Lors d'un entrainement, elle demande à Koji de maîtriser Miki, avec ses bras, de l'amener au sol et de la maintenir ainsi, sans qu'elle puisse se débattre. Bien sûr, à Miki, l'information donnée est toute autre.
- Koji va t'attaquer. A toi de défendre ta vie !

Miki, sans surprise, se retrouve surprise au sol. Elle n'avait pas anticipé que son frère ne lui assènerait aucun cou, mais juste la plaquerait au sol. Elle est maintenant immobile, son frère à califourchon sur elle, lui tenant les bras écartés, sans qu'elle puisse bouger.
- Et alors ! C'est comme ça que tu défends ta vie ?, grogne Omae.
- Mais je ne peux pas bouger ! Il est plus fort que moi !, gémit Miki.
- Alors tu es morte ! Je ne peux rien t'enseigner !
- Mais... 

Et Miki de sangloter... Koji s'apprête à se relever mais Omae l'interrompt dans son intention.
- Koji ! T'ai-je donné l'ordre de la relâcher ?
- Mais... elle ne peut rien faire... On pourrait refaire le...
- Non !, lâche Omae d'un ton sec, sans appel.

Les deux enfants restent là, mais Koji desserre son emprise doucement.
- Je ne t'ai pas demandé d'être gentil ! Tu dois être imperturbable ! Ta sœur ou pas, cela ne change rien ! Sur le théâtre de guerre, tu n'auras pas le droit d'hésiter ou d'être attendri ! Je t'ordonne de la maintenir fermement, comme si ton honneur en dépendait ! C'est un ordre de ton Daïmio !

Koji reprend la prise ferme de sa sœur, ce qui provoque un redoublement des gémissements et des larmes de Miki. Koki a les larmes qui pointent sur le bord des yeux.
- Au lieu de pleurnicher, vis ! Miki ! Tu n'es pas une femme soumise ! Alors prouve-le ! Défends ta vie ! Défends ton honneur aussi !

Miki essaye bien de se débattre, mais la force de son frère est supérieure. Elle ne peut pas bouger. Et pourtant, elle pousse sur ses jambes, tente de tourner son bassin, mais rien n'y fait. Elle recommence à pleurer. Koji regarde Dame Omae, mais celle-ci garde son regard imperturbable, sans un sourire, bien au contraire. Koji commence à ne plus vouloir obéir. Il regarde sa sœur, Dame Omae, alternativement, en bougeant le moins possible sa tête. Son regard s'obscurcit.
- Vous êtes cruelle ! Vous voyez bien qu'elle ne peut pas se défendre. Je suis plus fort. Autorisez-moi à la libérer !
- Non !
- Mais...
- Qu'est-ce que tu ne comprends pas dans le mot "non" ?

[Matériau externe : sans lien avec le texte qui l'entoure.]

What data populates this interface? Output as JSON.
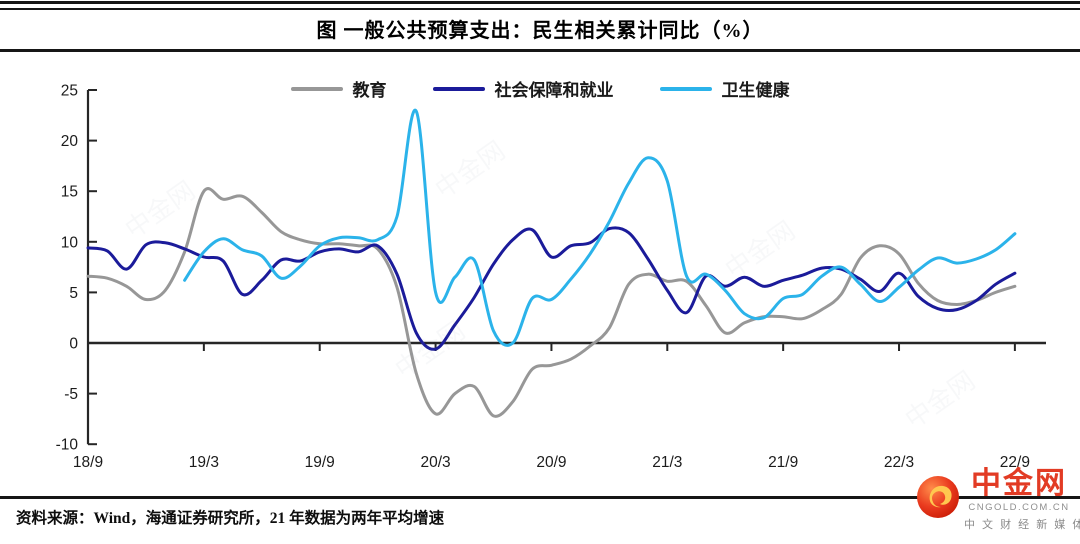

Koji se renfrogne. Il ne veut plus continuer, mais comment s'opposer à cette femme dont la force est telle qu'elle lui ferait subir une punition dont il se souviendrait s'il désobéissait.
- Miki ! Pour la dernière fois ! Je t'ordonne de vivre ! Sinon, tu ne reviendras plus ici si tu ne me montres pas combien vivre est important ! Un samouraï doit être prêt à mourir, mais pas sans se battre jusqu'à la mort ! Et là, tu ne me montres que gémissements et ondulation d'un bébé couleuvre !

La fillette regarde avec une colère noire la nonne.
- C'est mieux, mais ce n'est pas contre moi que tu devrais être en colère !
- Je devrais l'être contre mon frère, peut-être ? Ce n'est pas sa faute, mais la vôtre !
- Non, c'est la tienne, uniquement la tienne ! Si tu meures ici, ce n'est que ta faute ! Tu as déjà accepté la défaite avant même que de commencer le combat. Mais celui-ci n'est pas terminé. Ton sang bat encore dans tes veines ! Alors vis ! A moins que tu ne soies qu'une petite fillette qui ne sera bonne qu'à porter de belles tenues, à marcher de petits pas, de parler d'une voix douce et inaudible, méprisée des hommes, rabaissée au rang plus bas même que le plus ordure des êtres humains qui peuplent ce pays ? Alors qu'es-tu ? Une samouraï ? Ou un déchet de l'humanité, même pas digne de devenir une femme ?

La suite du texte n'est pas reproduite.